There have more freak storm throughout my lifetime. Storms of ice. Snow. Another freak tornado. There have been storms of illness. Pain. Death. Loss of a job. Loss of finances. I felt helpless. I couldn’t control any of them and I waited for it to pass.
Where are you today? Are you feeling in this storm of the pandemic that life ever return to normal? We hope and are told it will cease at some point, but I don’t believe we’ll be back to normal anytime soon. There will be fear. Fear of loss. Fear we’ll get sick. Fear we will lose someone. Fear it will return.
This morning, I read something written by a man who knew great loss, yet great joy. His name was Paul, the apostle. He wrote to the people in Rome about 57 AD.
3Not only so, but we also glory in our sufferings, because we know that suffering produces perseverance;4 perseverance, character; and character, hope.
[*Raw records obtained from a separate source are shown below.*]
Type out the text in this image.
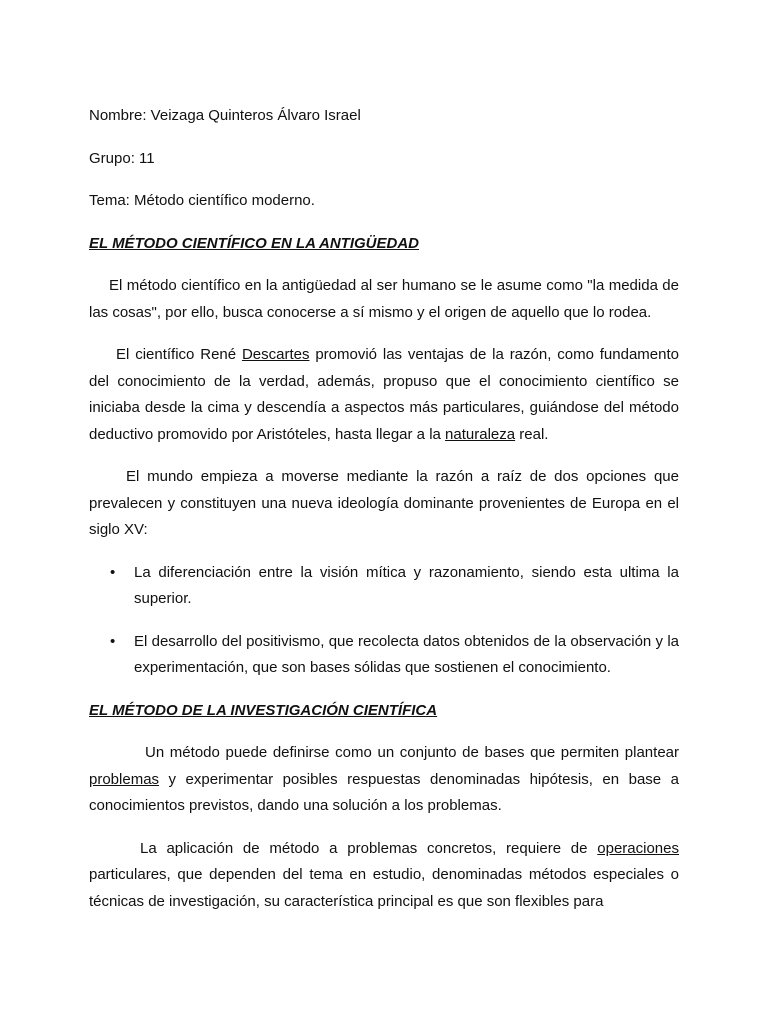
Nombre: Veizaga Quinteros Álvaro Israel

Grupo: 11

Tema: Método científico moderno.

EL MÉTODO CIENTÍFICO EN LA ANTIGÜEDAD

El método científico en la antigüedad al ser humano se le asume como "la medida de las cosas", por ello, busca conocerse a sí mismo y el origen de aquello que lo rodea.

El científico René Descartes promovió las ventajas de la razón, como fundamento del conocimiento de la verdad, además, propuso que el conocimiento científico se iniciaba desde la cima y descendía a aspectos más particulares, guiándose del método deductivo promovido por Aristóteles, hasta llegar a la naturaleza real.

El mundo empieza a moverse mediante la razón a raíz de dos opciones que prevalecen y constituyen una nueva ideología dominante provenientes de Europa en el siglo XV:

• La diferenciación entre la visión mítica y razonamiento, siendo esta ultima la superior.
• El desarrollo del positivismo, que recolecta datos obtenidos de la observación y la experimentación, que son bases sólidas que sostienen el conocimiento.

EL MÉTODO DE LA INVESTIGACIÓN CIENTÍFICA

Un método puede definirse como un conjunto de bases que permiten plantear problemas y experimentar posibles respuestas denominadas hipótesis, en base a conocimientos previstos, dando una solución a los problemas.

La aplicación de método a problemas concretos, requiere de operaciones particulares, que dependen del tema en estudio, denominadas métodos especiales o técnicas de investigación, su característica principal es que son flexibles para
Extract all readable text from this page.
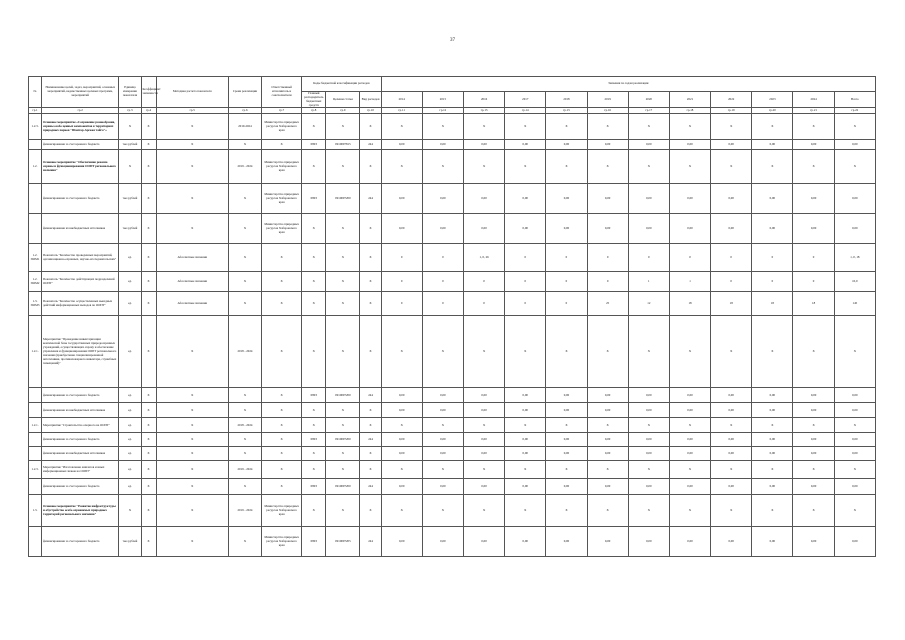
37
№	Наименование целей, задач, мероприятий, основных мероприятий, ведомственных целевых программ, мероприятий	Единица измерения показателя	Коэффициент значимости	Методика расчета показателя	Сроки реализации	Ответственный исполнитель и соисполнители	Коды бюджетной классификации расходов			Значения по годам реализации											
							Главный распорядитель бюджетных средств	Целевая статья	Вид расходов	2014	2015	2016	2017	2018	2019	2020	2021	2022	2023	2024	Всего
гр.1	гр.2	гр.3	гр.4	гр.5	гр.6	гр.7	гр.8	гр.9	гр.10	гр.11	гр.12	гр.13	гр.14	гр.15	гр.16	гр.17	гр.18	гр.19	гр.20	гр.21	гр.22
1.2.3.	Основное мероприятие «Сохранение разнообразия, охраны особо ценных компонентов в территориях природных парков "Шантар-Арская тайга"»	Х	Х	Х	2019-2024	Министерство природных ресурсов Хабаровского края	Х	Х	Х	Х	Х	Х	Х	Х	Х	Х	Х	Х	Х	Х	Х
	финансирование за счет краевого бюджета	тыс.рублей	Х	Х	Х	Х	0803	0910097815	244	0,00	0,00	0,00	0,00	0,00	0,00	0,00	0,00	0,00	0,00	0,00	0,00
1.2.	Основное мероприятие "Обеспечение режима охраны и функционирования ООПТ регионального значения"	Х	Х	Х	2019 - 2024	Министерство природных ресурсов Хабаровского края	Х	Х	Х	Х	Х	Х	Х	Х	Х	Х	Х	Х	Х	Х	Х
	финансирование за счет краевого бюджета	тыс.рублей	Х	Х	Х	Министерство природных ресурсов Хабаровского края	0803	0910097200	244	0,00	0,00	0,00	0,00	0,00	0,00	0,00	0,00	0,00	0,00	0,00	0,00
	финансирование из внебюджетных источников	тыс.рублей	Х	Х	Х	Министерство природных ресурсов Хабаровского края	Х	Х	Х	0,00	0,00	0,00	0,00	0,00	0,00	0,00	0,00	0,00	0,00	0,00	0,00
1.2. ПОМ1	Показатель "Количество проведенных мероприятий, организационно-охранных, научно-исследовательских"	ед.	Х	Абсолютные значения	Х	Х	Х	Х	Х	0	0	1, 0, 26	0	0	0	0	0	0	0	0	1, 0, 18
1.2. ПОМ2	Показатель "Количество действующих подразделений ООПТ"	ед.	Х	Абсолютные значения	Х	Х	Х	Х	Х	0	0	0	0	0	0	1	1	0	0	0	10,0
1.3. ПОМ3	Показатель "Количество осуществленных выездных действий информационных выходов по ООПТ"	ед.	Х	Абсолютные значения	Х	Х	Х	Х	Х	0	0	0	0	0	25	12	18	18	18	18	145
1.2.1.	Мероприятие "Проведение инвентаризации комплексной базы государственных природоохранных учреждений, осуществляющих охрану и обеспечение управления и функционирования ООПТ регионального значения (приобретение специализированной автотехники, противопожарного инвентаря, служебных помещений)"	ед.	Х	Х	2018 - 2024	Х	Х	Х	Х	Х	Х	Х	Х	Х	Х	Х	Х	Х	Х	Х	Х
	финансирование за счет краевого бюджета	ед.	Х	Х	Х	Х	0803	0910097200	244	0,00	0,00	0,00	0,00	0,00	0,00	0,00	0,00	0,00	0,00	0,00	0,00
	финансирование из внебюджетных источников	ед.	Х	Х	Х	Х	Х	Х	Х	0,00	0,00	0,00	0,00	0,00	0,00	0,00	0,00	0,00	0,00	0,00	0,00
1.2.1.	Мероприятие "Строительство опорного на ООПТ"	ед.	Х	Х	2018 - 2024	Х	Х	Х	Х	Х	Х	Х	Х	Х	Х	Х	Х	Х	Х	Х	Х
	финансирование за счет краевого бюджета	ед.	Х	Х	Х	Х	0803	0910097200	244	0,00	0,00	0,00	0,00	0,00	0,00	0,00	0,00	0,00	0,00	0,00	0,00
	финансирование из внебюджетных источников	ед.	Х	Х	Х	Х	Х	Х	Х	0,00	0,00	0,00	0,00	0,00	0,00	0,00	0,00	0,00	0,00	0,00	0,00
1.2.3.	Мероприятие "Изготовление аншлагов и иных информационных знаков на ООПТ"	ед.	Х	Х	2019 - 2024	Х	Х	Х	Х	Х	Х	Х	Х	Х	Х	Х	Х	Х	Х	Х	Х
	финансирование за счет краевого бюджета	ед.	Х	Х	Х	Х	0803	0910097200	244	0,00	0,00	0,00	0,00	0,00	0,00	0,00	0,00	0,00	0,00	0,00	0,00
1.3.	Основное мероприятие "Развитие инфраструктуры и обустройство особо охраняемых природных территорий регионального значения"	Х	Х	Х	2019 - 2024	Министерство природных ресурсов Хабаровского края	Х	Х	Х	Х	Х	Х	Х	Х	Х	Х	Х	Х	Х	Х	Х
	финансирование за счет краевого бюджета	тыс.рублей	Х	Х	Х	Министерство природных ресурсов Хабаровского края	0803	0910097205	244	0,00	0,00	0,00	0,00	0,00	0,00	0,00	0,00	0,00	0,00	0,00	0,00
I read on to the next verse and I hope it gives you courage as it did me:
5 And hope does not put us to shame, because God’s love has been poured out into our hearts through the Holy Spirit, who has been given to us (Romans 5:3-5 NIV).
We have been gifted with the Holy Spirit. The Spirit gives a calmness we don’t have in our own strength and spirit. We are promised hope.
There will be other storms in this life because we live in an imperfect world. The storm of this pandemic will end.
It will get better. I found that to be true in the past few years of waiting for storms in my life to pass that were unseen storms. Storms of loss and illness. This storm will end. There will be calm but we won’t be the same. Hopefully, we will experience the changes promised in the verses above. Perseverance. Character. Hope.
Together, we wait.
Amen ❤️
Thank you for your inspirational writing!
You are welcome!
I remember well both those storms. We lost the roof of our house & store (J&L Market) in the Columbus Day storm & I was driving to an appointment when I suddenly changed my mind & decided to go a different way when the tornado struck. I know that was the Lord because I would have been caught in it. He is an amazing Savior.
You are so right, Kathy. Remembering the storms of the past, remind us of our Father’s guidance in each day.
You’re right, it won’t be the same. After my husbands died, some said, “things will be back to normal soon”, but of course that wasn’t true. There was no going back. But God’s comfort and mercy and grace have sustained me. I trust in God’s sovereignty.
Thanks again, dear friend.
You’re right. We aren’t the same. There are scars. Remembered hurts. And also remembered closeness and as you said, “God’s comfort and mercy and grace sustained you”. Love you!